• U.S.

Medicine: Standardized Anesthesia

4 minute read
TIME

Dr. Paluel Joseph Flagg, No. 1 U.S. anesthetist, recently warned his colleagues that in the Army & Navy the delicate work of administering anesthesia is often mishandled. Under present Army conditions the customary teamwork between surgeon and anesthetist does not exist. And without teamwork there may be trouble.

The root of the trouble is a difference of medical opinion. There are many anesthetics, each with its pros & cons, from which a surgeon may choose. For abdominal operations, for example, some surgeons prefer a spinal anesthetic. Other surgeons avoid spinals because they entail a somewhat greater risk of complications (e.g., occasional paralyses, persistent headaches and other late effects) than anesthetic gases. Many patients prefer the new rectal anesthetics because they leave none of the aftereffects which ether usually produces. Some doctors contend that nearly all the unpleasant effects of ether (vomiting, nausea, etc.) can be avoided if the anesthetist is properly skilled.

Because of these differences of opinion among doctors and anesthetists many surgeons in civilian life either take the anesthetist’s advice or find an anesthetist who agrees with them. An Army surgeon, however, is seldom free to choose his anesthetist. But he still remains boss in the operating room, specifying the kind of anesthesia to be used. Even though the anesthetist’s experience and training lead him to prefer a different technique, he must follow orders.

The results may be unhappy. An Army surgeon may, for example, prefer spinal anesthesia. His anesthetist may be skilled in ether and other gases, but not wholly familiar with the often complicated nerve-blockings he is called upon to perform with the spinal and regional anesthesia. Such disagreement increases the patient’s risks (deaths from anesthesia are by no means unknown). Meanwhile, the quality of anesthesia suffers, and the professional anesthetist is reduced to a mere technician.

Best remedy for the situation, said Dr. Flagg, is for the Surgeons General to specify what anesthetic should be used under every circumstance. Disputes can then be settled by a rule book, and the integrity of the anesthetist will survive.

Systematized Army anesthesia is not the first cause that Dr. Flagg has vehemently embraced. The growing stature and autonomy of U.S. anesthetists is to a large extent a result of his years of untiring research and example. In 1936, mainly at his instigation, the A.M.A. at last formed a committee on asphyxia.

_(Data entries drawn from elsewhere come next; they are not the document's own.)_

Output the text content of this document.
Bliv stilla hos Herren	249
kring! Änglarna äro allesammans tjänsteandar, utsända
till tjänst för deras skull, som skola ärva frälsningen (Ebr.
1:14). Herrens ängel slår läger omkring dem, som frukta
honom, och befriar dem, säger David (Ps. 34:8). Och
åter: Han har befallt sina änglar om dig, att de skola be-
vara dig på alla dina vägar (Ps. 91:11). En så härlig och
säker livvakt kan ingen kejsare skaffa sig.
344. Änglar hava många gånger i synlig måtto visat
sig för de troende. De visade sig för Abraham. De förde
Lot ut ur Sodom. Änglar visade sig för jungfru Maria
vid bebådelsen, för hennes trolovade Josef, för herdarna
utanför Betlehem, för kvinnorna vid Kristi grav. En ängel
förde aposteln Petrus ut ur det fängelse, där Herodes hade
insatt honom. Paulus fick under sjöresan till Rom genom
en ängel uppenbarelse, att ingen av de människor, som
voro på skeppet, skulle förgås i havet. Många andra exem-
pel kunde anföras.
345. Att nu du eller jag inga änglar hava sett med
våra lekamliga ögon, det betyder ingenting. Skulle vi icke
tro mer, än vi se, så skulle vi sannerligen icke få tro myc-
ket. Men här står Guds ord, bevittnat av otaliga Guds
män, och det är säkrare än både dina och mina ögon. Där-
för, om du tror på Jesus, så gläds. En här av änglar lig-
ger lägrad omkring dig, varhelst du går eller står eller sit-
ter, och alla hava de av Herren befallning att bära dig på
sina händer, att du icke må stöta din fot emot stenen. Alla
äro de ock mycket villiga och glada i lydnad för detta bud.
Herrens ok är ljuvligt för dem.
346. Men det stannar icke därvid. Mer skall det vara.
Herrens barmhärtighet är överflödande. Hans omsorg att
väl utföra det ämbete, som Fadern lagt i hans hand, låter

White-bearded Dr. Flagg, 56 and the father of twelve, is the man who brought Lindbergh and Dr. Alexis Carrel (now working for Vichyfrance) together to develop their mechanical heart. He also suggested to aviation engineers the principles (first embodied in T.W.A.’s Stratoliner) on which planes could safely take passengers into high altitudes without asphyxiating them. Asphyxiation is Dr. Flagg’s special horror, and he thinks the subject should be combined with anesthesia into the science of pneumatology (Dr. Carrel’s word).

“The man best fitted to resuscitate people, to bring them out of unconsciousness,” insists Dr. Flagg, “is the man who already knows how to put them in.” He takes as a personal challenge the fact that over 50,000 people die every year in the U.S. of asphyxiation. For years his Society for the Prevention of Asphyxial Death has been working, despite a lack of funds, for a wider knowledge of resuscitation techniques by laymen and especially doctors.

About 60% of the 50,000 asphyxial deaths represent newborn babies who never breathe at all or who gasp feebly and then turn blue. Dr. Flagg is famed for his skill in urging the breath of life into the newborn, and he believes that probably 20% of these 30,000 breathless babies could be saved—if 1) anesthetists more often took charge of them, 2) ordinary doctors learned more about the art of resuscitation and anesthesia.